Ludwig Metzger will als Freund auch etwas gegen den Film einwenden, obwohl er die Vorredner unterstütze. Der Blick gelange in die Tiefe der musikalischen Kultur und den Bruch in dieser Kultur gor nicht hinein. Die gespielte Musik entspreche nur dem Phänomen der Folklore. Ausgespart bleibe hier, wenn er einmal die Sequenz mit den Banken davon ausnehme, eine neue, moderne Realität der Großstädte. Da sei was dran hinsichtlich der Musik, gibt Nestler zu. Ruzicka findet den Film jetzt nicht nur altmodisch, sondern auch „pessimistisch“, weil er ein Stück Archivarbeit vornehme. Nestler ist gar nicht einverstanden, denn diese Arbeit habe für ihn Freude bedeutet. Reinecke findet den Film sogar optimistisch, ja utopisch, besonders in der Sequenz des Kanalbaus. Zwei weitere Beiträge bestätigen diesen Eindruck, der Film stelle immerhin auch die Frage der Perspektive seines Befundes.

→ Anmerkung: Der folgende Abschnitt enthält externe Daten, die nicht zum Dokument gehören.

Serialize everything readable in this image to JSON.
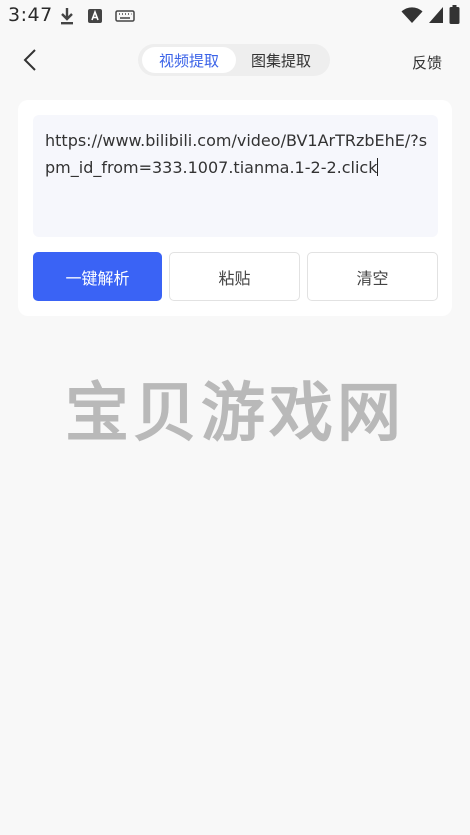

Rothschild hält den Film für „ungeheuer reichhaltig“, weil das oben und unten nicht nur im geographischen, sondern auch im sozialen Sinne zu verstehen sei. Der Film beginne bei den Armen, oben in der der Stadt, und bewege sich runter zu den Reichen. Im übrigen erlaube der Film auch, den eigenen Eurozentrismus zu bedenken. Nestler beantwortet Rothschilds Frage nach den Venus-Figuren, die nicht aus der Inka-Zeit stammen und nur einfachheitshalber mit der Venus in Verbindung gebracht werden. Ruzicka fühlt sich mißverstanden und erinnert an Cocteaus Wort, Filmen bedeute, dem Tod bei der Arbeit zuzusehen. Der Film entwickle eine Idee davon, daß man selbst einmal eine Schicht sein wird, die ausgegraben werden muß.

Ruzicka will von Rainer Korners wissen – der Nestler sagt ja eh nix –, wie die Kameraarbeit vor sich gegangen sei. Korners sagt, Nestler, der früher immer die Kamera selbst gemacht hat, habe das Stativ immer schon aufgestellt gehabt, bevor er selbst hinkam. In 95 Prozent der Fälle hätte er diesen Platz auch gewählt, wenn Nestler ihm nicht bereits zuvorgekommen wäre. Ruzicka spricht von der bemerkenswerten Tonarbeit Michael Buschs- damit der sich nicht mehr über den beschissenen Ton im Saal ärgert-; diese wolle er mit einem „akustischen Zoom“ vergleichen. Busch erklärt geduldig seine Arbeit des Mitschwenkens und Mitlaufens, um eine Variabilität des Tons zu erreichen. Ruzicka glaubt sogar, einen „Grundton der Ruhe“ und „saubere Geräusche“ vernommen zu haben.

Ein Zuschauer stellt in diesem Film ein „verzweifeltes Bemühen“ fest, „dieses Land so aufzunehmen, daß jedem seine Würde gelassen wird“. Das entspreche nicht dem Klischee von der heilen Welt, wenn es auch sehr melancholisch sei. Eine Zuschauerin bemerkt, daß im Film die Leute niemals ins Plaudern kommen beim Sprechen. Reinald Schnell geht dann gleich noch weiter und sieht darin die humanistische Qualität. Die Sprache des Films sei der Mensch in seinen Verhaltensweisen. Ruzicka überlegt (es ist noch früh am Tage und die Zeit ist rum), wie man zum Schluß kommen könne und gräbt dafür die Bezeichnung „ein wunderschöner Kulturfilm“ aus; man geht freiwillig.